China files another complaint to WTO over US
WASHINGTON (AP) — China says it filed a second complaint to the World Trade Organization over the United States' move to impose tariffs on Chinese goods. The Commerce Ministry said in a brief statement on its website that Beijing submitted the WTO complaint Friday against measures taken by the U.S.
US-China trade battle kicks off; markets take it in stride
BEIJING (AP) — The United States and China have imposed tariffs on billions of dollars of each other's goods, launching what Beijing called the "biggest trade war in economic history." Companies worry the dispute could chill global economic growth, but Asian financial markets are taking the developments in stride.
Leandra English, who sued Trump, to resign from CFPB
NEW YORK (AP) — Leandra English, who sued President Donald Trump for control of the Consumer Financial Protection Bureau as deputy director of the bureau, is planning to resign early next week.
Pruitt leaves his mark on businesses but will it last?

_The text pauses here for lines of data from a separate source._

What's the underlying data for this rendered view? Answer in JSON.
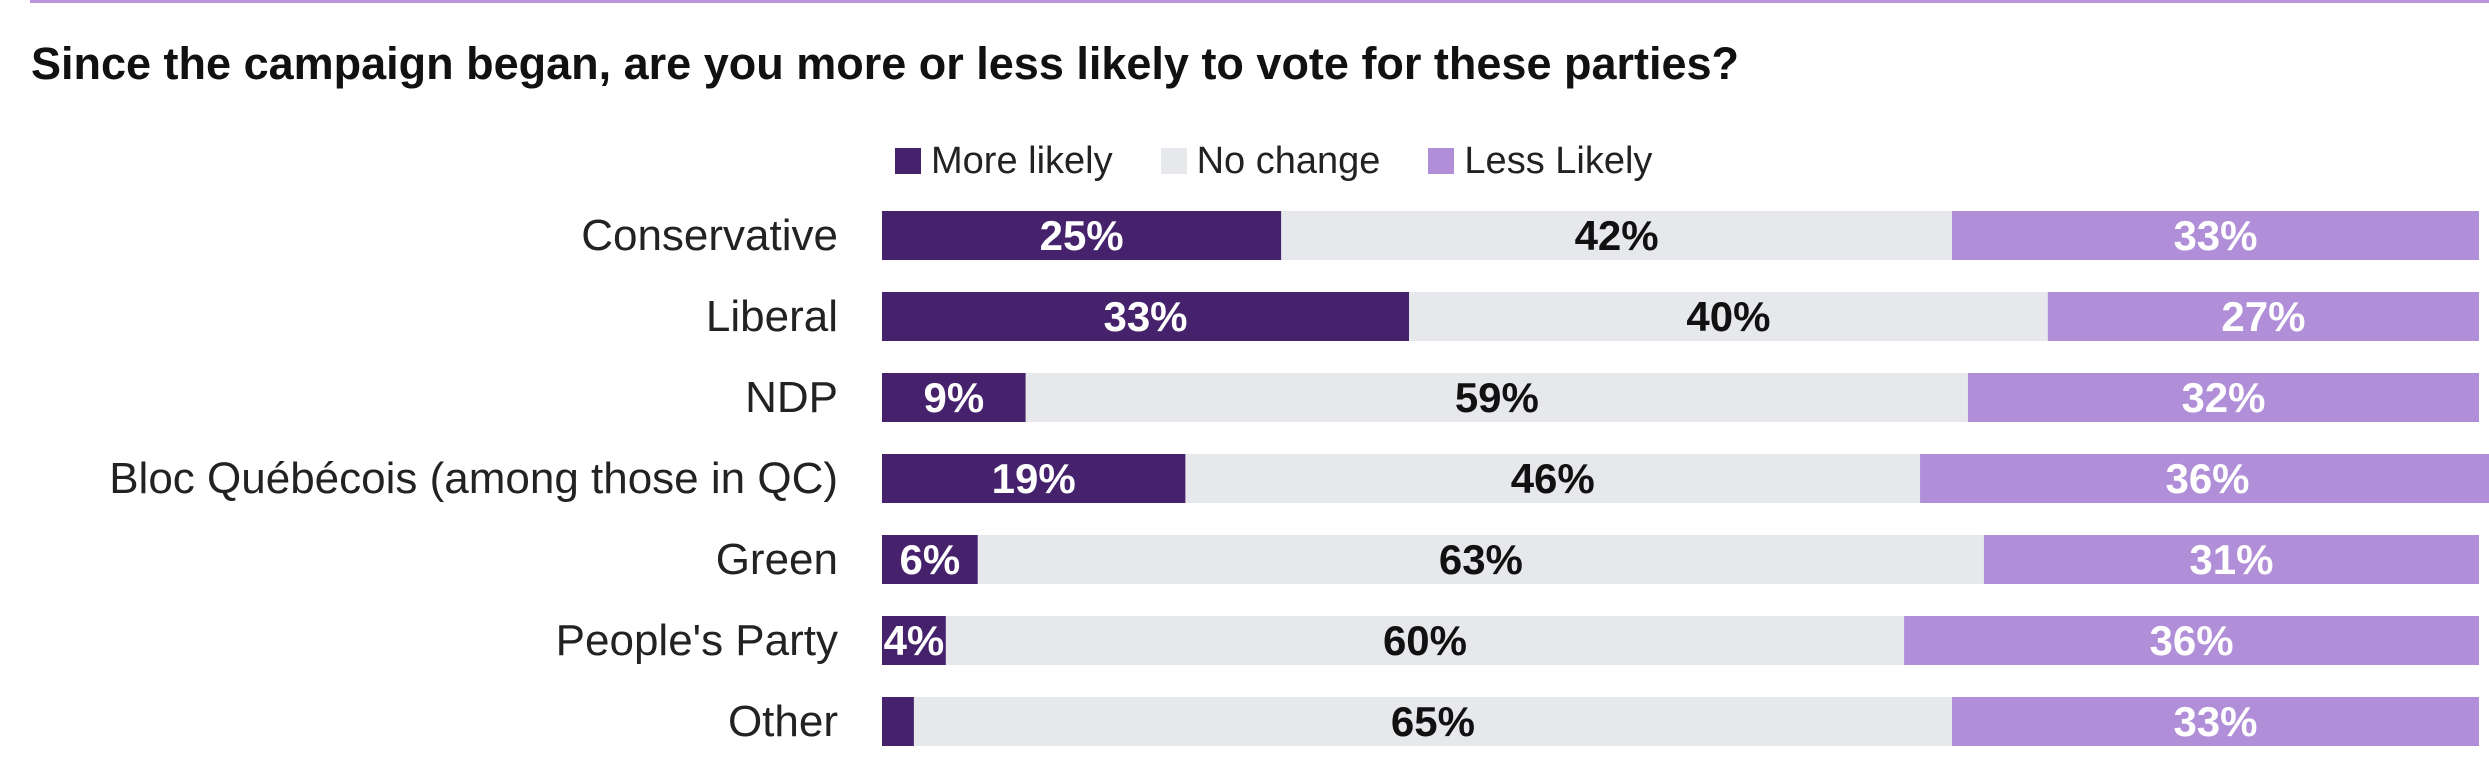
{
  "chart_data": {
    "type": "bar",
    "orientation": "horizontal",
    "stacked": true,
    "title": "Since the campaign began, are you more or less likely to vote for these parties?",
    "categories": [
      "Conservative",
      "Liberal",
      "NDP",
      "Bloc Québécois (among those in QC)",
      "Green",
      "People's Party",
      "Other"
    ],
    "series": [
      {
        "name": "More likely",
        "color": "#45226b",
        "label_color": "#ffffff",
        "values": [
          25,
          33,
          9,
          19,
          6,
          4,
          2
        ],
        "labels": [
          "25%",
          "33%",
          "9%",
          "19%",
          "6%",
          "4%",
          ""
        ]
      },
      {
        "name": "No change",
        "color": "#e6e8ec",
        "label_color": "#111111",
        "values": [
          42,
          40,
          59,
          46,
          63,
          60,
          65
        ],
        "labels": [
          "42%",
          "40%",
          "59%",
          "46%",
          "63%",
          "60%",
          "65%"
        ]
      },
      {
        "name": "Less Likely",
        "color": "#b08fd8",
        "label_color": "#ffffff",
        "values": [
          33,
          27,
          32,
          36,
          31,
          36,
          33
        ],
        "labels": [
          "33%",
          "27%",
          "32%",
          "36%",
          "31%",
          "36%",
          "33%"
        ]
      }
    ],
    "legend_position": "top",
    "grid": false,
    "xlim": [
      0,
      100
    ]
  }
}
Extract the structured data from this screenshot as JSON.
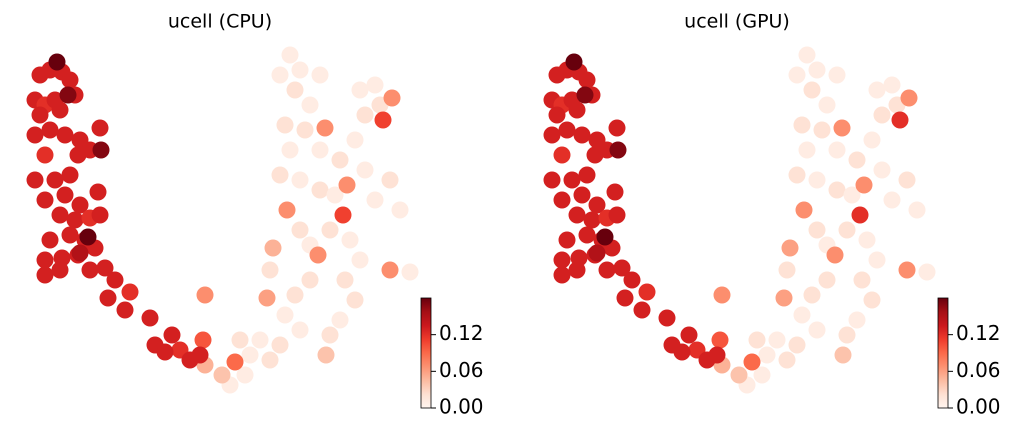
{
  "chart_data": [
    {
      "type": "scatter",
      "title": "ucell (CPU)",
      "colormap": "Reds",
      "xlim": [
        0,
        430
      ],
      "ylim": [
        0,
        400
      ],
      "clim": [
        0,
        0.18
      ],
      "cticks": [
        {
          "value": 0,
          "label": "0.00"
        },
        {
          "value": 0.06,
          "label": "0.06"
        },
        {
          "value": 0.12,
          "label": "0.12"
        }
      ],
      "x": [
        290,
        280,
        295,
        310,
        305,
        320,
        340,
        355,
        365,
        375,
        380,
        360,
        290,
        280,
        300,
        320,
        335,
        300,
        310,
        330,
        350,
        360,
        345,
        355,
        340,
        330,
        300,
        280,
        260,
        250,
        270,
        240,
        230,
        245,
        295,
        285,
        310,
        375,
        400,
        390,
        365,
        410,
        270,
        285,
        300,
        320,
        205,
        203,
        235,
        205,
        267,
        273,
        318,
        287,
        347,
        343,
        325,
        383,
        392,
        390,
        326,
        222,
        40,
        50,
        62,
        70,
        35,
        45,
        55,
        40,
        60,
        75,
        50,
        35,
        65,
        80,
        45,
        78,
        90,
        100,
        35,
        55,
        70,
        45,
        65,
        80,
        98,
        60,
        75,
        90,
        100,
        50,
        70,
        85,
        45,
        62,
        78,
        95,
        60,
        45,
        90,
        105,
        115,
        108,
        130,
        125,
        150,
        172,
        155,
        180,
        200,
        165,
        190,
        57,
        68,
        101,
        88,
        80
      ],
      "y": [
        365,
        345,
        330,
        315,
        290,
        270,
        260,
        280,
        305,
        335,
        315,
        330,
        270,
        245,
        240,
        230,
        225,
        190,
        175,
        190,
        180,
        160,
        140,
        120,
        100,
        85,
        90,
        75,
        80,
        65,
        60,
        80,
        35,
        45,
        125,
        105,
        140,
        220,
        210,
        240,
        250,
        148,
        150,
        295,
        350,
        345,
        125,
        80,
        58,
        55,
        122,
        172,
        165,
        210,
        235,
        205,
        292,
        300,
        322,
        150,
        65,
        45,
        345,
        350,
        348,
        340,
        320,
        315,
        320,
        305,
        310,
        325,
        290,
        285,
        285,
        280,
        265,
        265,
        270,
        292,
        240,
        240,
        245,
        220,
        225,
        215,
        228,
        205,
        200,
        202,
        205,
        180,
        185,
        180,
        160,
        162,
        165,
        172,
        150,
        145,
        150,
        152,
        140,
        122,
        128,
        110,
        102,
        85,
        75,
        70,
        65,
        68,
        60,
        358,
        325,
        270,
        183,
        167
      ],
      "values": [
        0.01,
        0.01,
        0.02,
        0.01,
        0.02,
        0.01,
        0.02,
        0.01,
        0.02,
        0.01,
        0.02,
        0.01,
        0.01,
        0.02,
        0.01,
        0.02,
        0.01,
        0.02,
        0.01,
        0.02,
        0.01,
        0.01,
        0.02,
        0.02,
        0.01,
        0.02,
        0.01,
        0.02,
        0.01,
        0.01,
        0.02,
        0.02,
        0.01,
        0.01,
        0.02,
        0.01,
        0.02,
        0.01,
        0.01,
        0.02,
        0.01,
        0.01,
        0.02,
        0.02,
        0.01,
        0.01,
        0.07,
        0.1,
        0.09,
        0.05,
        0.06,
        0.05,
        0.07,
        0.07,
        0.07,
        0.11,
        0.07,
        0.11,
        0.07,
        0.07,
        0.04,
        0.04,
        0.13,
        0.13,
        0.13,
        0.13,
        0.13,
        0.12,
        0.13,
        0.13,
        0.13,
        0.13,
        0.13,
        0.13,
        0.13,
        0.13,
        0.12,
        0.13,
        0.13,
        0.13,
        0.13,
        0.13,
        0.13,
        0.13,
        0.13,
        0.13,
        0.13,
        0.13,
        0.13,
        0.12,
        0.13,
        0.13,
        0.13,
        0.13,
        0.13,
        0.13,
        0.13,
        0.13,
        0.13,
        0.13,
        0.13,
        0.13,
        0.13,
        0.13,
        0.12,
        0.13,
        0.13,
        0.13,
        0.13,
        0.12,
        0.13,
        0.13,
        0.13,
        0.18,
        0.17,
        0.17,
        0.18,
        0.15
      ]
    },
    {
      "type": "scatter",
      "title": "ucell (GPU)",
      "colormap": "Reds",
      "xlim": [
        0,
        430
      ],
      "ylim": [
        0,
        400
      ],
      "clim": [
        0,
        0.18
      ],
      "cticks": [
        {
          "value": 0,
          "label": "0.00"
        },
        {
          "value": 0.06,
          "label": "0.06"
        },
        {
          "value": 0.12,
          "label": "0.12"
        }
      ],
      "x": [
        290,
        280,
        295,
        310,
        305,
        320,
        340,
        355,
        365,
        375,
        380,
        360,
        290,
        280,
        300,
        320,
        335,
        300,
        310,
        330,
        350,
        360,
        345,
        355,
        340,
        330,
        300,
        280,
        260,
        250,
        270,
        240,
        230,
        245,
        295,
        285,
        310,
        375,
        400,
        390,
        365,
        410,
        270,
        285,
        300,
        320,
        205,
        203,
        235,
        205,
        267,
        273,
        318,
        287,
        347,
        343,
        325,
        383,
        392,
        390,
        326,
        222,
        40,
        50,
        62,
        70,
        35,
        45,
        55,
        40,
        60,
        75,
        50,
        35,
        65,
        80,
        45,
        78,
        90,
        100,
        35,
        55,
        70,
        45,
        65,
        80,
        98,
        60,
        75,
        90,
        100,
        50,
        70,
        85,
        45,
        62,
        78,
        95,
        60,
        45,
        90,
        105,
        115,
        108,
        130,
        125,
        150,
        172,
        155,
        180,
        200,
        165,
        190,
        57,
        68,
        101,
        88,
        80
      ],
      "y": [
        365,
        345,
        330,
        315,
        290,
        270,
        260,
        280,
        305,
        335,
        315,
        330,
        270,
        245,
        240,
        230,
        225,
        190,
        175,
        190,
        180,
        160,
        140,
        120,
        100,
        85,
        90,
        75,
        80,
        65,
        60,
        80,
        35,
        45,
        125,
        105,
        140,
        220,
        210,
        240,
        250,
        148,
        150,
        295,
        350,
        345,
        125,
        80,
        58,
        55,
        122,
        172,
        165,
        210,
        235,
        205,
        292,
        300,
        322,
        150,
        65,
        45,
        345,
        350,
        348,
        340,
        320,
        315,
        320,
        305,
        310,
        325,
        290,
        285,
        285,
        280,
        265,
        265,
        270,
        292,
        240,
        240,
        245,
        220,
        225,
        215,
        228,
        205,
        200,
        202,
        205,
        180,
        185,
        180,
        160,
        162,
        165,
        172,
        150,
        145,
        150,
        152,
        140,
        122,
        128,
        110,
        102,
        85,
        75,
        70,
        65,
        68,
        60,
        358,
        325,
        270,
        183,
        167
      ],
      "values": [
        0.01,
        0.01,
        0.02,
        0.01,
        0.02,
        0.01,
        0.02,
        0.01,
        0.02,
        0.01,
        0.02,
        0.01,
        0.01,
        0.02,
        0.01,
        0.02,
        0.01,
        0.02,
        0.01,
        0.02,
        0.01,
        0.01,
        0.02,
        0.02,
        0.01,
        0.02,
        0.01,
        0.02,
        0.01,
        0.01,
        0.02,
        0.02,
        0.01,
        0.01,
        0.02,
        0.01,
        0.02,
        0.01,
        0.01,
        0.02,
        0.01,
        0.01,
        0.02,
        0.02,
        0.01,
        0.01,
        0.07,
        0.1,
        0.09,
        0.05,
        0.06,
        0.06,
        0.07,
        0.07,
        0.07,
        0.12,
        0.07,
        0.12,
        0.07,
        0.07,
        0.04,
        0.04,
        0.13,
        0.13,
        0.13,
        0.13,
        0.13,
        0.12,
        0.13,
        0.13,
        0.13,
        0.13,
        0.13,
        0.13,
        0.13,
        0.13,
        0.12,
        0.13,
        0.13,
        0.13,
        0.13,
        0.13,
        0.13,
        0.13,
        0.13,
        0.13,
        0.13,
        0.13,
        0.13,
        0.12,
        0.13,
        0.13,
        0.13,
        0.13,
        0.13,
        0.13,
        0.13,
        0.13,
        0.13,
        0.13,
        0.13,
        0.13,
        0.13,
        0.13,
        0.12,
        0.13,
        0.13,
        0.13,
        0.13,
        0.12,
        0.13,
        0.13,
        0.13,
        0.18,
        0.17,
        0.17,
        0.18,
        0.15
      ]
    }
  ]
}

Environmental Protection Agency head Scott Pruitt tried to roll back rules affecting many industries. But whether he made lasting changes in the government's regulation of business could be decided in the courts. Pruitt, who resigned from office, tried to reverse efforts to cut emissions from coal plants, kill tougher fuel-efficiency standards for vehicles, and suspend stricter rules on runoff from farms. The moves elicited protests and legal challenges by environmentalists and some states.
US stocks snap higher despite escalating US-China trade tiff
The trade dispute between the U.S. and China escalated Friday, but Wall Street focused on a solid jobs report instead. After a wobbly start, U.S. stocks mounted a broad rally, shaking off two consecutive weekly losses. Mounting jitters in recent weeks over a stepped-up trading dispute between the world's two largest economies had weighed on the markets well ahead of Friday, when Beijing and Washington launched dueling tariffs on billions in goods.
The S&P 500 index rose 23.21 points, or 0.8 percent, to 2,759.82. The Dow Jones Industrial Average gained 99.74 points, or 0.4 percent, to 24,456.48. The Nasdaq composite added 101.96 points, or 1.3 percent, to 7,688.39. The Russell 2000 index of smaller-company stocks picked up 14.57 points, or 0.9 percent, to 1,694.05.
Benchmark U.S. crude gained 86 cents, or 1.2 percent, to settle at $73.80 per barrel in New York. Brent crude, used to price international oils, fell 28 cents to close at $77.11 per barrel in London. Heating oil slipped 1 cent to $2.17 a gallon. Wholesale gasoline lost 2 cents to $2.11 a gallon. Natural gas rose 2 cents to $2.86 per 1,000 cubic feet.